I have a DIY I put together for my partner that we’ve had for about a week. Core i5, 16GB DDR4-3200, Samsung 950 Evo, running Windows 10 Edu.
With Hibernation enabled (the default), battery drain is minimal on ours. It used about 5% battery, and then went into hibernation and stayed there.

When I originally set it up I had disabled hibernation, but then it would drain the battery over night. I hadn’t really checked out the S states the system supports and didn’t realize it seems to be designed to just use S0 then hibernate.

We left Chrome signed in to her department’s email and Gmail, and Word running but nothing explicitly audio-based. I’ll see if she will set up Spotify on it and leave it running when she puts it to sleep and see what happens. I installed the driver bundle so we’re still using the RealTek driver at the moment.
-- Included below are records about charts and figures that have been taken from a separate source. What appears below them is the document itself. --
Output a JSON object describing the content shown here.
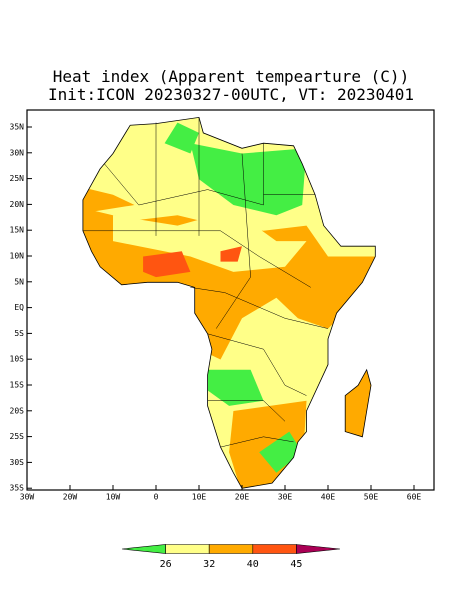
{
  "header": {
    "title": "Heat index (Apparent tempearture (C))",
    "subtitle": "Init:ICON 20230327-00UTC, VT: 20230401"
  },
  "axes": {
    "y_labels": [
      "35N",
      "30N",
      "25N",
      "20N",
      "15N",
      "10N",
      "5N",
      "EQ",
      "5S",
      "10S",
      "15S",
      "20S",
      "25S",
      "30S",
      "35S"
    ],
    "x_labels": [
      "30W",
      "20W",
      "10W",
      "0",
      "10E",
      "20E",
      "30E",
      "40E",
      "50E",
      "60E"
    ]
  },
  "colorbar": {
    "colors": [
      "#44ee44",
      "#ffff88",
      "#ffaa00",
      "#ff5511",
      "#aa0055"
    ],
    "labels": [
      "26",
      "32",
      "40",
      "45"
    ]
  }
}
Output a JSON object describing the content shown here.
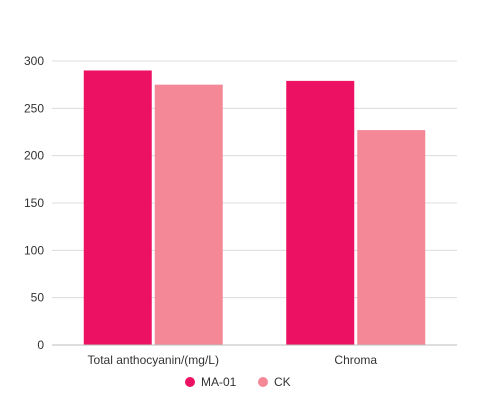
{
  "chart_data": {
    "type": "bar",
    "categories": [
      "Total anthocyanin/(mg/L)",
      "Chroma"
    ],
    "series": [
      {
        "name": "MA-01",
        "values": [
          290,
          279
        ],
        "color": "#ec1163"
      },
      {
        "name": "CK",
        "values": [
          275,
          227
        ],
        "color": "#f48896"
      }
    ],
    "ylim": [
      0,
      300
    ],
    "yticks": [
      0,
      50,
      100,
      150,
      200,
      250,
      300
    ],
    "grid": true,
    "legend_position": "bottom"
  }
}
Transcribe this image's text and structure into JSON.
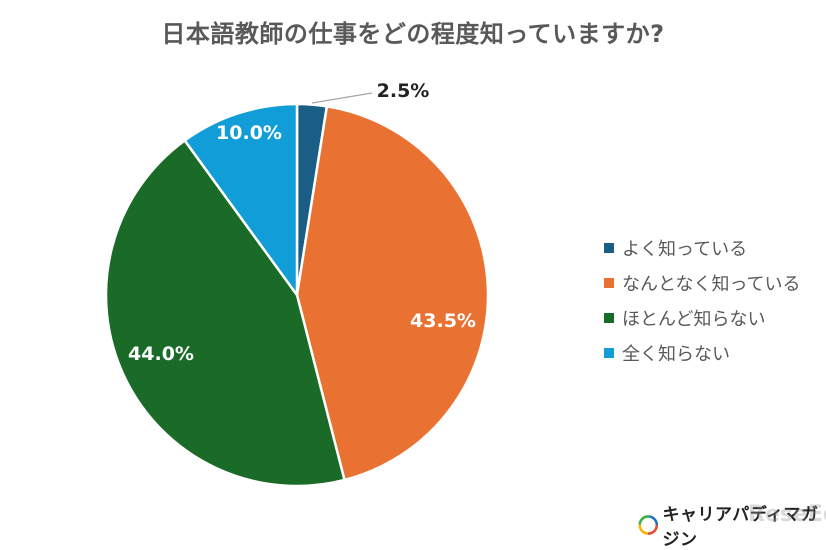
{
  "title": "日本語教師の仕事をどの程度知っていますか?",
  "chart_data": {
    "type": "pie",
    "title": "日本語教師の仕事をどの程度知っていますか?",
    "categories": [
      "よく知っている",
      "なんとなく知っている",
      "ほとんど知らない",
      "全く知らない"
    ],
    "values": [
      2.5,
      43.5,
      44.0,
      10.0
    ],
    "labels": [
      "2.5%",
      "43.5%",
      "44.0%",
      "10.0%"
    ],
    "colors": [
      "#1b5e85",
      "#e97132",
      "#1a6b27",
      "#119dd8"
    ],
    "start_angle": "12 o'clock, clockwise",
    "legend_position": "right"
  },
  "legend": {
    "items": [
      {
        "label": "よく知っている",
        "color": "#1b5e85"
      },
      {
        "label": "なんとなく知っている",
        "color": "#e97132"
      },
      {
        "label": "ほとんど知らない",
        "color": "#1a6b27"
      },
      {
        "label": "全く知らない",
        "color": "#119dd8"
      }
    ]
  },
  "logo": {
    "text": "キャリアパディマガジン",
    "watermark": "ReseEd"
  }
}
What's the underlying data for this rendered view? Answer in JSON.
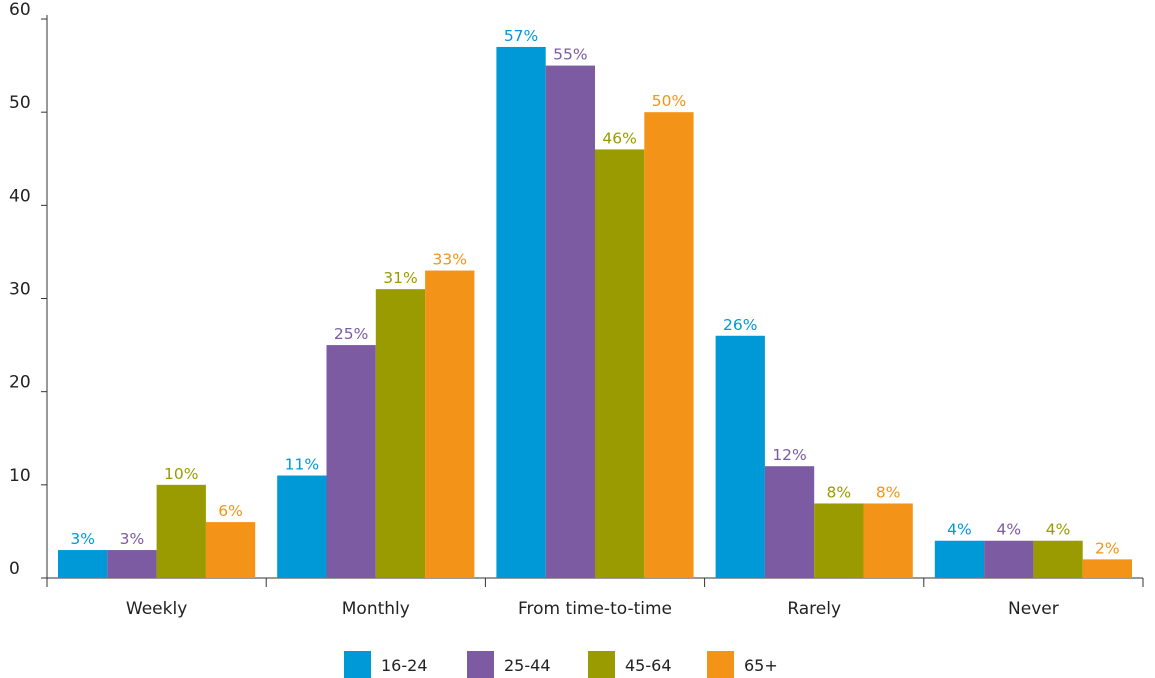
{
  "chart_data": {
    "type": "bar",
    "title": "",
    "xlabel": "",
    "ylabel": "",
    "ylim": [
      0,
      60
    ],
    "yticks": [
      0,
      10,
      20,
      30,
      40,
      50,
      60
    ],
    "grid": false,
    "legend_position": "bottom",
    "categories": [
      "Weekly",
      "Monthly",
      "From time-to-time",
      "Rarely",
      "Never"
    ],
    "series": [
      {
        "name": "16-24",
        "color": "#0099d8",
        "values": [
          3,
          11,
          57,
          26,
          4
        ],
        "labels": [
          "3%",
          "11%",
          "57%",
          "26%",
          "4%"
        ]
      },
      {
        "name": "25-44",
        "color": "#7c5ba3",
        "values": [
          3,
          25,
          55,
          12,
          4
        ],
        "labels": [
          "3%",
          "25%",
          "55%",
          "12%",
          "4%"
        ]
      },
      {
        "name": "45-64",
        "color": "#9a9b00",
        "values": [
          10,
          31,
          46,
          8,
          4
        ],
        "labels": [
          "10%",
          "31%",
          "46%",
          "8%",
          "4%"
        ]
      },
      {
        "name": "65+",
        "color": "#f39419",
        "values": [
          6,
          33,
          50,
          8,
          2
        ],
        "labels": [
          "6%",
          "33%",
          "50%",
          "8%",
          "2%"
        ]
      }
    ]
  }
}
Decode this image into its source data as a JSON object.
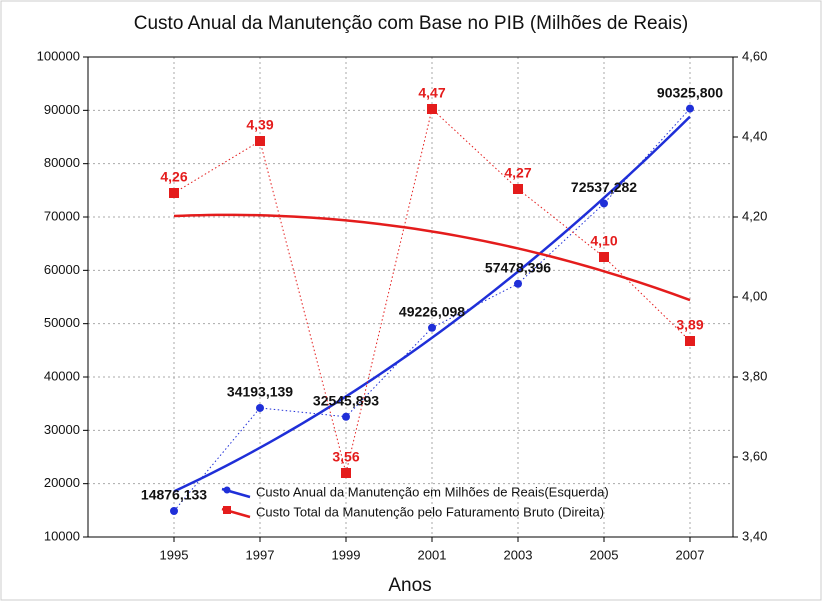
{
  "chart_data": {
    "type": "line",
    "title": "Custo Anual da Manutenção com Base no PIB (Milhões de Reais)",
    "xlabel": "Anos",
    "x": [
      1995,
      1997,
      1999,
      2001,
      2003,
      2005,
      2007
    ],
    "xlim": [
      1993,
      2008
    ],
    "xticks": [
      1995,
      1997,
      1999,
      2001,
      2003,
      2005,
      2007
    ],
    "ylim": [
      10000,
      100000
    ],
    "yticks": [
      10000,
      20000,
      30000,
      40000,
      50000,
      60000,
      70000,
      80000,
      90000,
      100000
    ],
    "y2lim": [
      3.4,
      4.6
    ],
    "y2ticks": [
      {
        "value": 3.4,
        "label": "3,40"
      },
      {
        "value": 3.6,
        "label": "3,60"
      },
      {
        "value": 3.8,
        "label": "3,80"
      },
      {
        "value": 4.0,
        "label": "4,00"
      },
      {
        "value": 4.2,
        "label": "4,20"
      },
      {
        "value": 4.4,
        "label": "4,40"
      },
      {
        "value": 4.6,
        "label": "4,60"
      }
    ],
    "grid": true,
    "legend": "bottom-left",
    "series": [
      {
        "name": "Custo Anual da Manutenção em Milhões de Reais(Esquerda)",
        "color": "#1f2fd8",
        "axis": "y",
        "values": [
          14876.133,
          34193.139,
          32545.893,
          49226.098,
          57478.396,
          72537.282,
          90325.8
        ],
        "value_labels": [
          "14876,133",
          "34193,139",
          "32545,893",
          "49226,098",
          "57478,396",
          "72537,282",
          "90325,800"
        ]
      },
      {
        "name": "Custo Total da Manutenção pelo Faturamento Bruto (Direita)",
        "color": "#e41c1c",
        "axis": "y2",
        "values": [
          4.26,
          4.39,
          3.56,
          4.47,
          4.27,
          4.1,
          3.89
        ],
        "value_labels": [
          "4,26",
          "4,39",
          "3,56",
          "4,47",
          "4,27",
          "4,10",
          "3,89"
        ]
      }
    ]
  }
}
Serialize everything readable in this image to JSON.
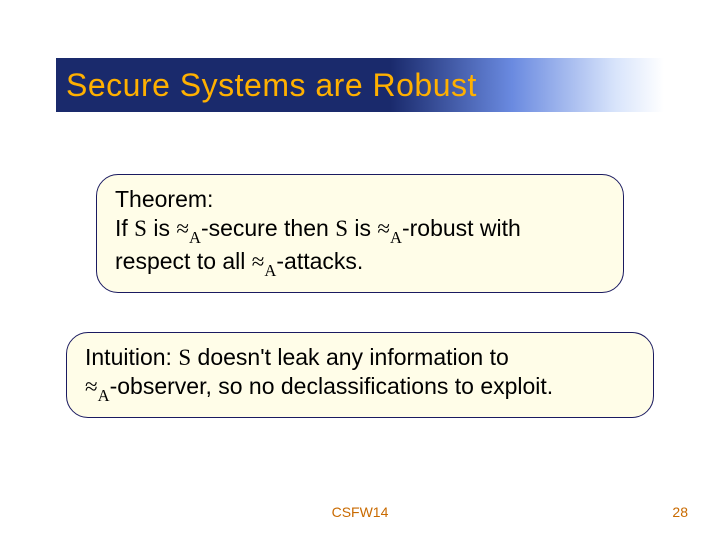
{
  "title": "Secure Systems are Robust",
  "theorem": {
    "label": "Theorem:",
    "line_prefix": "If ",
    "S": "S",
    "is": " is ",
    "approx": "≈",
    "A": "A",
    "secure_then": "-secure then ",
    "robust_with": "-robust with",
    "respect_line_prefix": "respect to all ",
    "attacks": "-attacks."
  },
  "intuition": {
    "prefix": "Intuition: ",
    "S": "S",
    "mid": " doesn't leak any information to",
    "approx": "≈",
    "A": "A",
    "observer_tail": "-observer, so no declassifications to exploit."
  },
  "footer": {
    "center": "CSFW14",
    "page": "28"
  },
  "colors": {
    "title_bg_start": "#1a2a6c",
    "title_text": "#ffb000",
    "box_bg": "#fffde8",
    "box_border": "#1a1a60",
    "footer": "#c96a00"
  }
}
Basically the way to tell if the realtek drivers are causing an issue from a non-technical method is to use the laptop and get the components warm. It will be warm from underneath the device. Then close the lid and let is enter standby. Because the audio driver prevents the computer from entering deep S0 sleep, it will stay warm, and not cool down, until it enters hibernation. Where as normally when sleeping the heat will dissipate and it will be noticeably cooler or even cold depending on how long you let pass, and this is before hibernation is used. This is how it should work.

You will also notice that under the default modern standby the computer will have hibernated much quicker. You will have to turn the laptop back on to resume use. Where as had standby entered deep sleep it would have taken much longer for the 5% battery life to have been reached.

The great thing in general is that hibernation resume is super fast.

With the generic Microsoft provided Realtek drivers I’ve been getting very good modern standby use and excellent battery life during standby times.